La Terrasse

"La culture est une résistance à la distraction" Pasolini

Théâtre - Critique

Swann s’inclina poliment

Swann s’inclina poliment - Critique sortie Théâtre Paris Théâtre de Belleville
Swann s’inclina poliment de la compagnie Franchement, tu. Crédit : Camille Morhange

Théâtre de Belleville / d’après Marcel Proust / mes Nicolas Kerszenbaum

Publié le 27 septembre 2017 - N° 258

Avec sa compagnie Franchement, tu, Nicolas Kerszenbaum propose une version très libre de Un amour de Swann de Marcel Proust. Un projet ambitieux porté par un jeu dynamique et un sens aigu de l’image, dont la dimension sociologique peine toutefois à convaincre.

Éclairé par des néons fluorescents aux couleurs changeantes, un groupe d’orchidées disposées au fond du plateau renseigne d’emblée sur le rapport de Nicolas Kerszenbaum à Marcel Proust. Sur sa capacité à faire image des détails de la passion amoureuse décrite par le romancier dans la seconde partie du premier volume de À la recherche du temps perdu. Du plus bel effet, ce morceau de la remarquable scénographie conçue par Louise Sari renvoie à un passage important du texte : la première soirée d’amour entre le personnage éponyme et Odette de Crécy (troublante Marik Renner), une semi-mondaine qui l’introduit dans le clan de Madame Verdurin (Sabrina Baldassarra, excellente en bavarde frivole) et de son fidèle ami peintre surnommé Biche (Thomas Laroppe). Odette portant ce soir-là un bouquet catleyas – orchidée d’Amérique du Sud –, l’expression « faire catleyas » devient la base du vocabulaire amoureux des deux amants. Résumée en quelques phrases prononcées au micro sur la musique jouée en direct par Guillaume Léglise et Jérôme Castel, la scène est adaptée avec une grande liberté. Dans Swann s’inclina poliment, la précise description des affres sentimentaux et les longues phrases proustiennes s’effacent en effet souvent derrière une réflexion sur nos manières de vivre en société.

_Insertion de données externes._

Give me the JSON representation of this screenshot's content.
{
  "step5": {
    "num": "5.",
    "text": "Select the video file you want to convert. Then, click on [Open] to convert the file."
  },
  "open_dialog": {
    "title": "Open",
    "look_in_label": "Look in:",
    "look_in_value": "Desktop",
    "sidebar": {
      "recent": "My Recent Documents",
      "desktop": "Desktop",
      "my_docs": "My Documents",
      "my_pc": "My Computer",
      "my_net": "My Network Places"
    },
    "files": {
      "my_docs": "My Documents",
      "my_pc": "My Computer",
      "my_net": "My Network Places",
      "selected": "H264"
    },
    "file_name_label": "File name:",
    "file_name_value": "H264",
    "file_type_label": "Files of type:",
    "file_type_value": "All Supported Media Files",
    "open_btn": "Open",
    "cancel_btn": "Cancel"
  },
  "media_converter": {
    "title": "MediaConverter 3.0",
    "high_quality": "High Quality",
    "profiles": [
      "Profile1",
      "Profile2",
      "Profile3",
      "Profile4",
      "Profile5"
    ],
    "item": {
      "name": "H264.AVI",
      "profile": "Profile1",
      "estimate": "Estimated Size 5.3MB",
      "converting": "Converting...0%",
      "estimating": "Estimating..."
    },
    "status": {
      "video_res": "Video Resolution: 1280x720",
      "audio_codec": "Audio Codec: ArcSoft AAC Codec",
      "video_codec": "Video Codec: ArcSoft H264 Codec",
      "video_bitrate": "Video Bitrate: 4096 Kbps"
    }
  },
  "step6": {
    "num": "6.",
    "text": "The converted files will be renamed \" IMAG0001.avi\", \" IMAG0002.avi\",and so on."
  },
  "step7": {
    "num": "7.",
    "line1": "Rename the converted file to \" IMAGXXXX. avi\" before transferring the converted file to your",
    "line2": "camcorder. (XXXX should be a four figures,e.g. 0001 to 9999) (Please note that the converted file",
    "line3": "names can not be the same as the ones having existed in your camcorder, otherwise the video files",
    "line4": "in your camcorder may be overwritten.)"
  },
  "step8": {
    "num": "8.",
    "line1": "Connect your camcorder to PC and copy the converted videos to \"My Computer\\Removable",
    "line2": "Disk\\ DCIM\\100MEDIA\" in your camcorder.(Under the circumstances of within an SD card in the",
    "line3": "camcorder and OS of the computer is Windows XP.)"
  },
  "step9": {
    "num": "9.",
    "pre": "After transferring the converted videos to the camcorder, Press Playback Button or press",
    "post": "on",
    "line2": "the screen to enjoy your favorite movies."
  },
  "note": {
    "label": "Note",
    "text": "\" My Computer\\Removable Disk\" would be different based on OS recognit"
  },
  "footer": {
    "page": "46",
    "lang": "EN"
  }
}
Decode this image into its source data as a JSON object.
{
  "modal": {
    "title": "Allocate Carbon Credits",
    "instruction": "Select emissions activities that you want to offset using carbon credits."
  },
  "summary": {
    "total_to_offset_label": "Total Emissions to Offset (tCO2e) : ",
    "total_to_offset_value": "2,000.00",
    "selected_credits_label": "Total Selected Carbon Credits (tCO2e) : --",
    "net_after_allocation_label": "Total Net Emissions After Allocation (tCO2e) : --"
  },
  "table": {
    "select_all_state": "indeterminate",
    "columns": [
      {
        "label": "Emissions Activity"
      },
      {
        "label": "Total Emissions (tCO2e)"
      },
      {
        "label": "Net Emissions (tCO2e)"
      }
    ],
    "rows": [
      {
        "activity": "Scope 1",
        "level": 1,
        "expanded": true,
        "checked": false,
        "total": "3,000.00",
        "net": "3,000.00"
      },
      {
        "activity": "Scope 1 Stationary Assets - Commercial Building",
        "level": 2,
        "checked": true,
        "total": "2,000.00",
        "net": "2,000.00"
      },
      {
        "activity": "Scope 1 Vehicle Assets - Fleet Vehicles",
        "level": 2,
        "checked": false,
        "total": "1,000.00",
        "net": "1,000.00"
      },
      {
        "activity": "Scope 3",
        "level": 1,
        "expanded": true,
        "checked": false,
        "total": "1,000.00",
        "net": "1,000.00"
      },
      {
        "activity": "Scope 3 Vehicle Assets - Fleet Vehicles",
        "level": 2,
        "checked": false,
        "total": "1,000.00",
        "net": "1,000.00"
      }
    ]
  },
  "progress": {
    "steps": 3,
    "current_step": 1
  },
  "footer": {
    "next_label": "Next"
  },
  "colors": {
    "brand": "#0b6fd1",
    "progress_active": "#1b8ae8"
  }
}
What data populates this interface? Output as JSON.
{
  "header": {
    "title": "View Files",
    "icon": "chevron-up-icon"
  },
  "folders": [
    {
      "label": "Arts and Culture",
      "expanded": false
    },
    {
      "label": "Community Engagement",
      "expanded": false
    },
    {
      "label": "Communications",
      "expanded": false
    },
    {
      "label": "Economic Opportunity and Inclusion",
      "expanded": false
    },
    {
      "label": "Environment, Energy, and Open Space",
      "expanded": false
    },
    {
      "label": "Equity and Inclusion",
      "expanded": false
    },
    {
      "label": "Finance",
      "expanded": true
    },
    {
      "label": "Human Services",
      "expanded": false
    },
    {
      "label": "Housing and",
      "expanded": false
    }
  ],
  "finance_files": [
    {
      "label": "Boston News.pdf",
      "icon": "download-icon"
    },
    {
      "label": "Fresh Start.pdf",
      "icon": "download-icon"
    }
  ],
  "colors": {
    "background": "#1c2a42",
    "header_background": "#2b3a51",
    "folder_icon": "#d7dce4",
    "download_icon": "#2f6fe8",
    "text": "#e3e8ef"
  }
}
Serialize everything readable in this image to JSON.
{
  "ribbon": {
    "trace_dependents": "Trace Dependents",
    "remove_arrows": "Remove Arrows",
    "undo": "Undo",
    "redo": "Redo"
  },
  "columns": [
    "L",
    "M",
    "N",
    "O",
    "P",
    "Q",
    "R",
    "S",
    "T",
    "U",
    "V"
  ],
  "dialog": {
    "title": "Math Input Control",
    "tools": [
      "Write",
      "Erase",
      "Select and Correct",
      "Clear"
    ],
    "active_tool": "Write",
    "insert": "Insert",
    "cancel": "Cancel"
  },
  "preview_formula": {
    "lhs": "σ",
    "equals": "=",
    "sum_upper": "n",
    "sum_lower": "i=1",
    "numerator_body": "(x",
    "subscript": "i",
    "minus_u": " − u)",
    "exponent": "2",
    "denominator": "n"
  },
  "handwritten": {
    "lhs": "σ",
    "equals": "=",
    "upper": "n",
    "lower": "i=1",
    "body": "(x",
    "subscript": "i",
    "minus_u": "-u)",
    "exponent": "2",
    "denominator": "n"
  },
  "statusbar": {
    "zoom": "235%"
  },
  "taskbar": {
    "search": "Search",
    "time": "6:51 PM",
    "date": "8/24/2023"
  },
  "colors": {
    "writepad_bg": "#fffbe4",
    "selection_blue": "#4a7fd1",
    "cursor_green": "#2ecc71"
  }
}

Une Belle Époque très présente

Presque indépendant de Combray et de Noms de pays : le nom, les deux parties qui l’encadrent, Un amour de Swann permet à Nicolas Kerszenbaum de poursuivre un travail sur la France d’aujourd’hui mené depuis 2005 avec sa compagnie. Située dans une temporalité floue, quelque part entre la Belle Époque et le XXIème siècle, sa pièce offre pour cela une place centrale au public. Installés sur une table basse qu’ils ne quittent qu’à l’occasion d’intermèdes musicaux, les trois comédiens attribuent aux spectateurs le rôle de Swann. Un « CSP ++++ » séducteur et bon vivant. Un observateur de la petite communauté qui s’agite et palabre soir après soir devant lui, tandis que sa relation avec Odette passe par tous les stades de l’amour destructeur. Libre à chacun de façonner le héros à sa fantaisie, dans les limites fixées par la compagnie. Un parti pris d’adaptation mis au service d’un parallèle entre l’état des classes sociales à l’époque de Proust et la nôtre, hélas peu probant. Une partie d’un jeu de société inventé par Biche est par exemple l’occasion de développements trop généraux sur le capitalisme et la lutte des classes. Si notre tissu social actuel a une quelconque parenté avec l’aristocratie déclinante et la bourgeoisie d’hier, ce n’est donc pas dans Swann s’inclina poliment qu’il faut la chercher. On retiendra plutôt la beauté plastique et la fraîcheur de la proposition.

Anaïs Heluin

A propos de l'événement

Swann s’inclina poliment
du mercredi 13 septembre 2017 au dimanche 3 décembre 2017
Théâtre de Belleville
94 Rue du Faubourg du Temple, 75011 Paris, France

Jusqu’au 3 décembre 2017, du mercredi au samedi à 21h15, le dimanche à 17h. Durée de la représentation : 1h30. Tel : 01 48 06 72 34. www.theatredebelleville.com.